Object storage: problem with 2 directories created in the same path in a storage volume

casperan · May 25, 2023, 9:31am

…Many moving parts here, so I’m reaching out for more minds to help identify the cause & resolve for this issue. Pardon me, for not clearly understanding where the problem resides as of yet.
…feel free to ask for more relevant information that you can think of.
…I haven’t created an issue on this yet, because I need to understand it better first.

Problem Illustration:

#min = minio mc, lxd = minio host bucket / alias.
min tree lxd
lxd
└─ backups
   ├─ velero
   │  └─ backups
   │     └─ nginx2-backup
   └─ velero 
      └─ backups
         └─ nginx-backup-2

sudo nsenter --mount=/run/snapd/ns/lxd.mnt
ls -lA /var/snap/lxd/common/lxd/storage-pools/kube/buckets/backups/minio/backups
total 0
drwxr-xr-x 1 lxd lxd 14 May 25 08:28 velero
drwxr-xr-x 1 lxd lxd 30 May 21 09:34 velero

Expected:

min tree lxd
lxd
└─ backups
   └─  velero
     └─ backups
        ├─ nginx-backup-2
        └─ nginx2-backup

sudo nsenter --mount=/run/snapd/ns/lxd.mnt
ls -lA /var/snap/lxd/common/lxd/storage-pools/kube/buckets/backups/minio/backups
total 0
drwxr-xr-x 1 lxd lxd 14 May 25 08:28 velero

Questions:

what could be the cause ?
how to prevent this ?
any ideas for resolve ?
any ideas for how to inspect this issue further ?
where is the problem: velero, minio, lxd, btrfs, linux, …other ?
can lxd protect integrity & prevent this from happening and be allowed ?

Environment:

host: ubuntu 22.04 5.15.0-72-generic #79-Ubuntu SMP Wed Apr 19 08:22:18 UTC 2023 x86_64 x86_64 x86_64 GNU/Linux, m2 sata ssd, the OS is also on a btrfs partition
lxd v5.13
lxd storage pool driver: btrfs on a partition
lxd storage bucket: backups
lxd object storage using shim/wrapped minio
lxd container instance running ubuntu22.04/cloud with k8s(kubeadm install), velero, nginx
velero v1.11.0

Context:

lxd-minio configured with core.storage_buckets_address

lxd container created

k8s installed with kubeadm
nginx installed with kubectl
velero installed with velero install using bucket: backups, prefix: velero
velero backup create nginx-backup2 --selector app=nginx

lxd container deleted
lxd container created

k8s installed with kubeadm
nginx installed with kubectl
velero installed with helm using bucket: backups, prefix: velero
velero backup create nginx2-backup --selector app=nginx

tomp · May 25, 2023, 10:22am

Please can you show from a fresh installation of LXD the reproducer commands using lxc to end up in this scenario?

Thanks

tomp · May 25, 2023, 10:24am

Also, I am not clear on the problem you are describing, please can you explain it further?
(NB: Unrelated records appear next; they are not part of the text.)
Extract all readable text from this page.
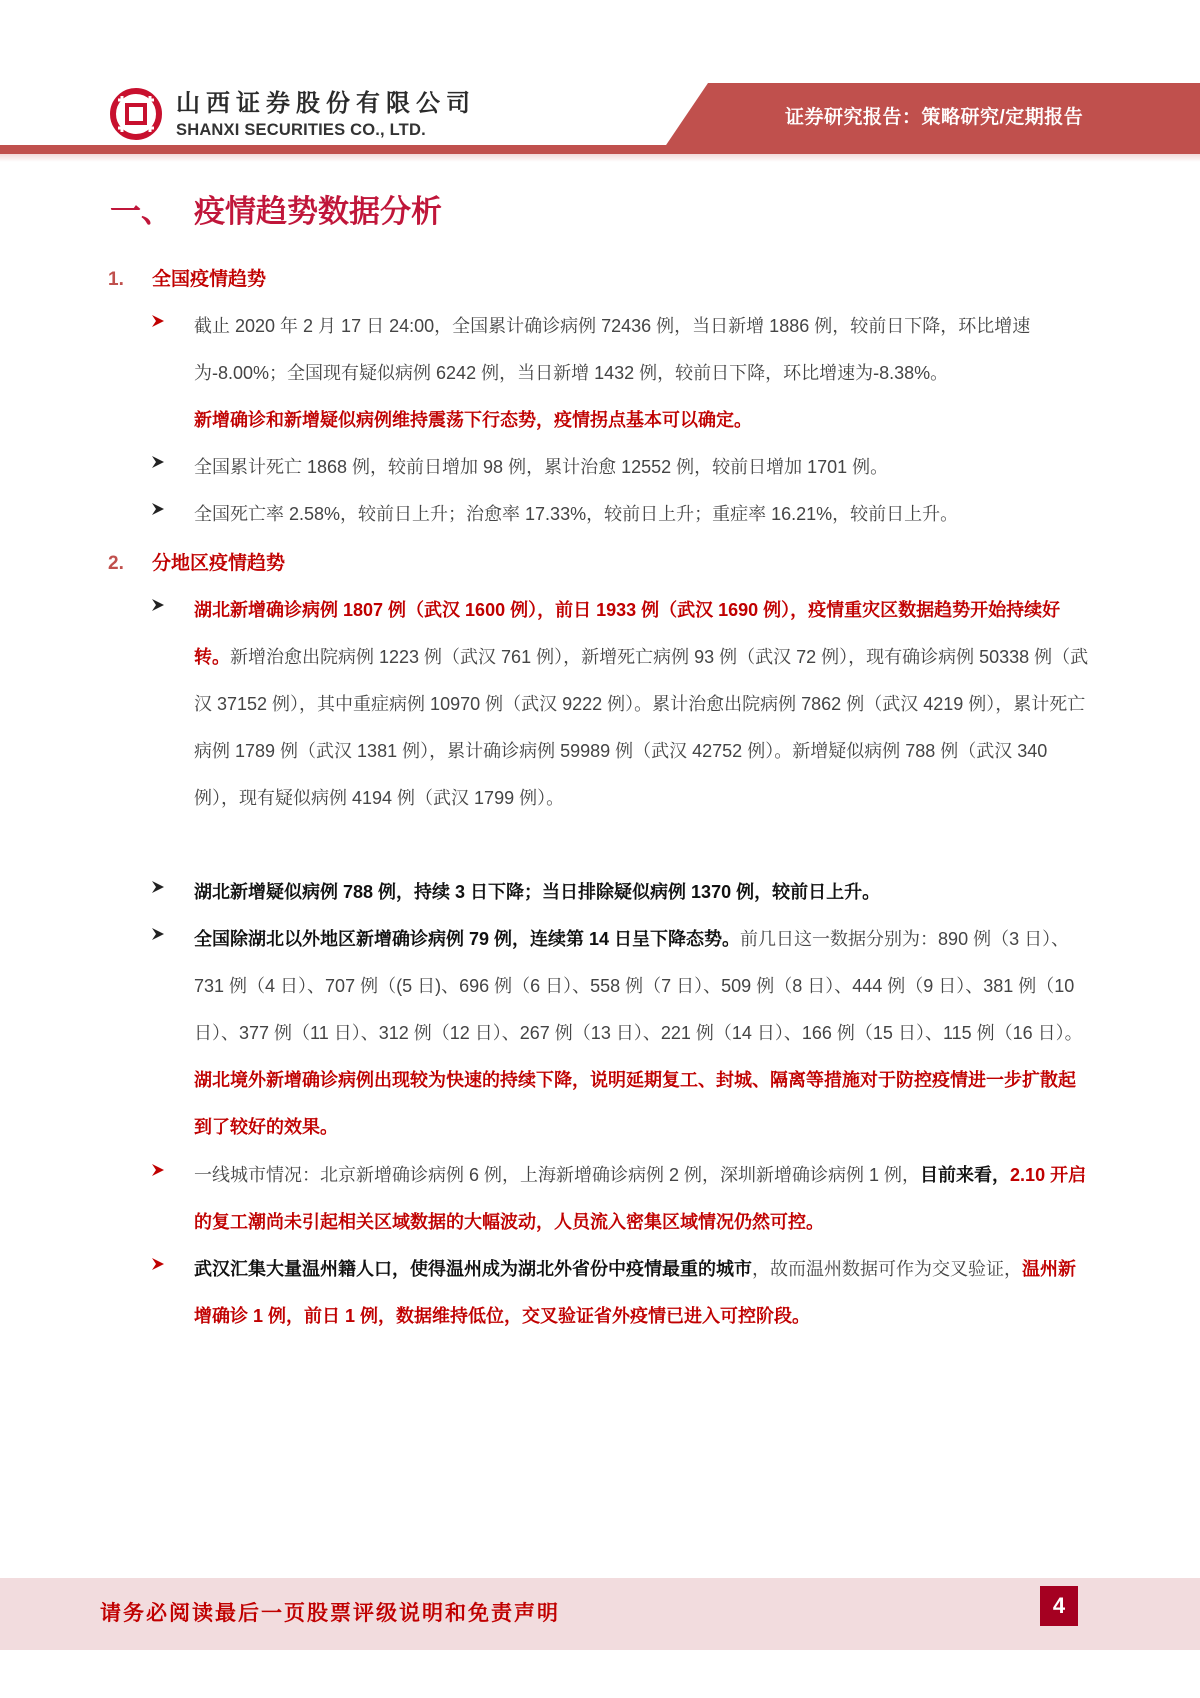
山西证券股份有限公司
SHANXI SECURITIES CO., LTD.
证券研究报告：策略研究/定期报告
一、 疫情趋势数据分析
1. 全国疫情趋势
截止 2020 年 2 月 17 日 24:00，全国累计确诊病例 72436 例，当日新增 1886 例，较前日下降，环比增速为-8.00%；全国现有疑似病例 6242 例，当日新增 1432 例，较前日下降，环比增速为-8.38%。
新增确诊和新增疑似病例维持震荡下行态势，疫情拐点基本可以确定。
全国累计死亡 1868 例，较前日增加 98 例，累计治愈 12552 例，较前日增加 1701 例。
全国死亡率 2.58%，较前日上升；治愈率 17.33%，较前日上升；重症率 16.21%，较前日上升。
2. 分地区疫情趋势
湖北新增确诊病例 1807 例（武汉 1600 例），前日 1933 例（武汉 1690 例），疫情重灾区数据趋势开始持续好转。新增治愈出院病例 1223 例（武汉 761 例），新增死亡病例 93 例（武汉 72 例），现有确诊病例 50338 例（武汉 37152 例），其中重症病例 10970 例（武汉 9222 例）。累计治愈出院病例 7862 例（武汉 4219 例），累计死亡病例 1789 例（武汉 1381 例），累计确诊病例 59989 例（武汉 42752 例）。新增疑似病例 788 例（武汉 340 例），现有疑似病例 4194 例（武汉 1799 例）。
湖北新增疑似病例 788 例，持续 3 日下降；当日排除疑似病例 1370 例，较前日上升。
全国除湖北以外地区新增确诊病例 79 例，连续第 14 日呈下降态势。前几日这一数据分别为：890 例（3 日）、731 例（4 日）、707 例（(5 日)、696 例（6 日）、558 例（7 日）、509 例（8 日）、444 例（9 日）、381 例（10 日）、377 例（11 日）、312 例（12 日）、267 例（13 日）、221 例（14 日）、166 例（15 日）、115 例（16 日）。湖北境外新增确诊病例出现较为快速的持续下降，说明延期复工、封城、隔离等措施对于防控疫情进一步扩散起到了较好的效果。
一线城市情况：北京新增确诊病例 6 例，上海新增确诊病例 2 例，深圳新增确诊病例 1 例，目前来看，2.10 开启的复工潮尚未引起相关区域数据的大幅波动，人员流入密集区域情况仍然可控。
武汉汇集大量温州籍人口，使得温州成为湖北外省份中疫情最重的城市，故而温州数据可作为交叉验证，温州新增确诊 1 例，前日 1 例，数据维持低位，交叉验证省外疫情已进入可控阶段。
请务必阅读最后一页股票评级说明和免责声明	4
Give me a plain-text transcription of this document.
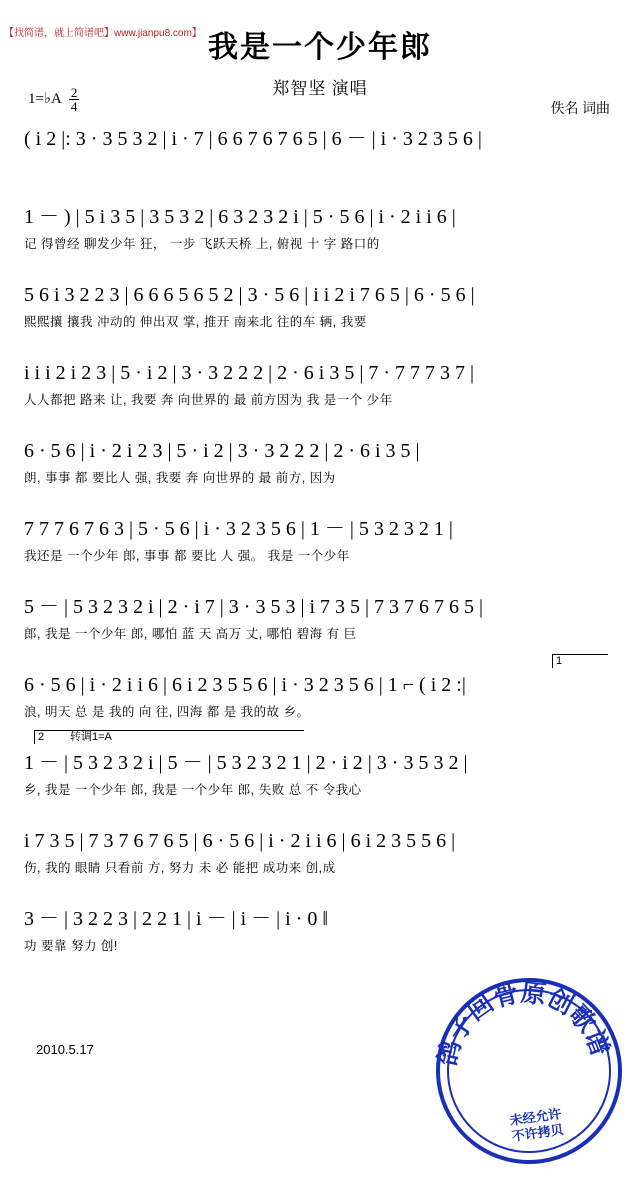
【找简谱，就上简谱吧】www.jianpu8.com】 我是一个少年郎
郑智坚 演唱
1=♭A $\frac{2}{4}$	佚名 词曲
( i 2 |: 3 · 3 5 3 2 | i · 7 | 6 6 7 6 7 6 5 | 6 － | i · 3 2 3 5 6 |
1 － ) | 5 i 3 5 | 3 5 3 2 | 6 3 2 3 2 i | 5 · 5 6 | i · 2 i i 6 |
记 得曾经 聊发少年 狂， 一步 飞跃天桥 上, 俯视 十 字 路口的
5 6 i 3 2 2 3 | 6 6 6 5 6 5 2 | 3 · 5 6 | i i 2 i 7 6 5 | 6 · 5 6 |
熙熙攘 攘我 冲动的 伸出双 掌, 推开 南来北 往的车 辆, 我要
i i i 2 i 2 3 | 5 · i 2 | 3 · 3 2 2 2 | 2 · 6 i 3 5 | 7 · 7 7 7 3 7 |
人人都把 路来 让, 我要 奔 向世界的 最 前方因为 我 是一个 少年
6 · 5 6 | i · 2 i 2 3 | 5 · i 2 | 3 · 3 2 2 2 | 2 · 6 i 3 5 |
朗, 事事 都 要比人 强, 我要 奔 向世界的 最 前方, 因为
7 7 7 6 7 6 3 | 5 · 5 6 | i · 3 2 3 5 6 | 1 － | 5 3 2 3 2 1 |
我还是 一个少年 郎, 事事 都 要比 人 强。 我是 一个少年
5 － | 5 3 2 3 2 i | 2 · i 7 | 3 · 3 5 3 | i 7 3 5 | 7 3 7 6 7 6 5 |
郎, 我是 一个少年 郎, 哪怕 蓝 天 高万 丈, 哪怕 碧海 有 巨
1
6 · 5 6 | i · 2 i i 6 | 6 i 2 3 5 5 6 | i · 3 2 3 5 6 | 1 ⌐ ( i 2 :|
浪, 明天 总 是 我的 向 往, 四海 都 是 我的故 乡。
2	转调1=A
1 － | 5 3 2 3 2 i | 5 － | 5 3 2 3 2 1 | 2 · i 2 | 3 · 3 5 3 2 |
乡, 我是 一个少年 郎, 我是 一个少年 郎, 失败 总 不 令我心
i 7 3 5 | 7 3 7 6 7 6 5 | 6 · 5 6 | i · 2 i i 6 | 6 i 2 3 5 5 6 |
伤, 我的 眼睛 只看前 方, 努力 未 必 能把 成功来 创,成
3 － | 3 2 2 3 | 2 2 1 | i － | i － | i · 0 ‖
功 要靠 努力 创!
2010.5.17
未经允许
不许拷贝
鸽子回骨原创歌谱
casperan · May 27, 2023, 9:08pm

No reproducer.
I will let this rest for now. When I did it again, both with s3cmd and velero it didn’t create directories with the same path on the partition or in minio mc or s3cmd listing.

This time I followed the following approach for recovering (listing it here for reference)

lxc config set … && lxc network create|edit … && lxc profile create|edit …
lxd recover pools, volumes, … (NB: if no volumes, and only buckets, recovery will not be started)
sudo nsenter --mount=/run/snapd/ns/lxd.mnt – mv …buckets/backups …buckets/backups.b4
lxc storage bucket create …
sudo nsenter --mount=/run/snapd/ns/lxd.mnt – mv …buckets/backups.b4/minio/backups/velero …buckets/backups/minio/backups/velero
sudo nsenter --mount=/run/snapd/ns/lxd.mnt – rm -rf …buckets/backups.b4

I could then start the restored container instances with k8s nodes and upgrade velero in the k8s cluster with the new storage bucket key credentials, and the system was restored and produced as expected.

I suspect the culprit lies somewhere in that I must have used a different approach before as I got flustered by uncertainties when the lxd recovery of buckets etc left some unknowns I first needed to get my head around. In this process I may have tried to delete the new backups bucket and entirely replace it with the b4 backups bucket, and tried to delete and recreate bucket keys to be in sync with those that were applied to the cluster and workloads before. I am not sure, but will let it rest for now, and see what lxd recover has in store moving forward for buckets. Thanks for tipping me to double check with s3cmd too.